Kegiatan ini bukan sekadar pementasan biasa yang menampilkan gerak dan nada semata. Ini adalah manifestasi nyata dari komitmen DIY dalam melestarikan, mengembangkan, dan mengapresiasi kekayaan seni tradisional yang tumbuh subur di setiap pelosok desa dan kelurahan budaya. Dari tarian heroik yang penuh semangat juang, hingga gerak penuh syukur atas anugerah alam, dari ekspresi jati diri pemuda yang inovatif, hingga kisah-kisah legendaris yang hidup dalam setiap gerakan dan lirik, seluruh potensi terbaik dipamerkan selama dua hari penuh di kompleks YIA.
Melalui kolaborasi strategis dengan YIA, Dinas Kebudayaan DIY mengambil langkah progresif yang patut diacungi jempol. Potensi seni tradisional tidak hanya akan dinikmati oleh masyarakat lokal, tetapi juga diperkenalkan kepada ribuan wisatawan domestik maupun mancanegara yang setiap harinya melintasi gerbang udara ini. Bayangkan, para pelancong yang baru tiba di tanah Yogyakarta, disambut dengan irama gamelan yang magis nan menenangkan, atau disuguhkan tarian gemulai yang penuh makna dan filosofi mendalam. Ini adalah pintu gerbang budaya yang sesungguhnya, sebuah sambutan hangat yang menawan hati dan memperkenalkan kekayaan warisan tak benda Yogyakarta sejak detik pertama kedatangan.
"Pentas Seni Kalurahan/Kelurahan Budaya ini adalah wadah bagi masyarakat untuk menampilkan identitas kultural mereka, sebuah cerminan hidup dari keberagaman dan kekayaan budaya kita," ujar Agus Suwarto, S. Sos, Kepala Bidang Pengembangan Kapasitas Lembaga Budaya, Dinas Kebudayaan DIY, dalam wawancaranya. "Dan kolaborasi dengan YIA adalah strategi kami untuk memperluas jangkauan apresiasi terhadap seni tradisional Yogyakarta di kancah internasional, menjadikan YIA sebagai 'duta budaya' bagi Yogyakarta."

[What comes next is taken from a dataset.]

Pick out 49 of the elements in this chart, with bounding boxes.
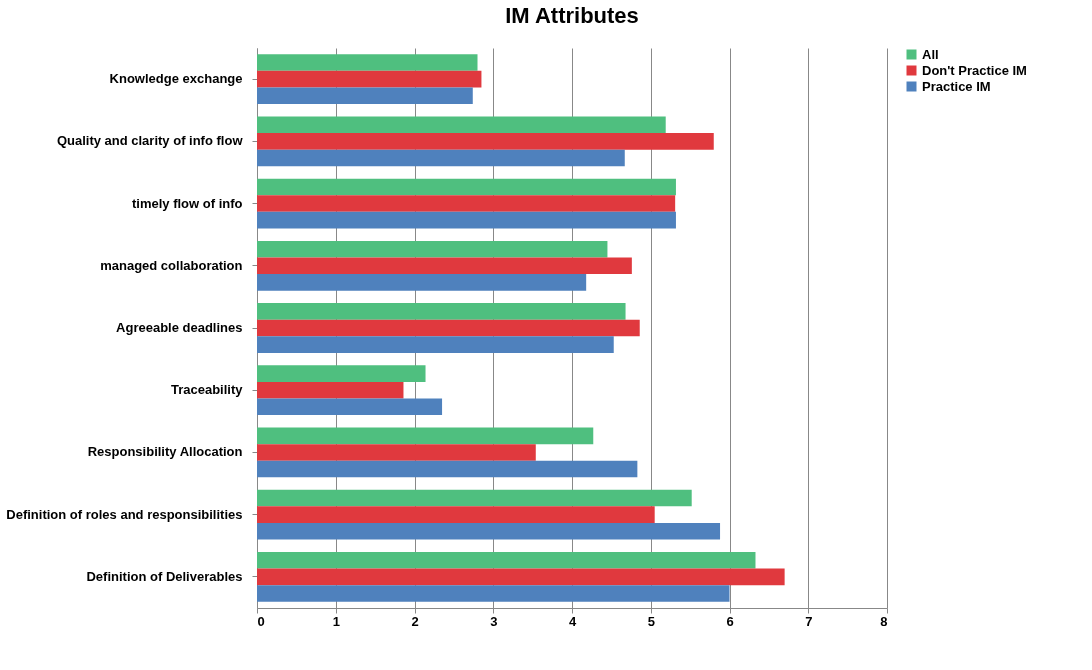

Beliau menambahkan bahwa pada gelaran kali ini, ada lima kalurahan budaya yang tampil, semuanya berasal dari Kabupaten Gunungkidul. Agus Suwarto, juga menyampaikan rencana besar Dinas Kebudayaan DIY untuk ke depan: "Di tahun anggaran ini, kami memang menganggarkan ada 20 pementasan dalam arti mewakili dari kalurahan budaya se-seluruh DIY, sehingga kami memang memberikan pengalaman tersendiri kepada seniman-seniwati, kesenian tradisional yang di wilayah tersebut, yang rata-rata memang banyak usia SMP dan SMA sebagai regenerasi dan dia memberikan suatu pengalaman tersendiri bagaimana menyajikan untuk kesenian tradisionalnya." Inisiatif ini dengan jelas menegaskan pentingnya regenerasi dan pemberian ruang bagi seniman muda untuk mengembangkan bakat mereka, memastikan keberlanjutan tradisi di masa depan.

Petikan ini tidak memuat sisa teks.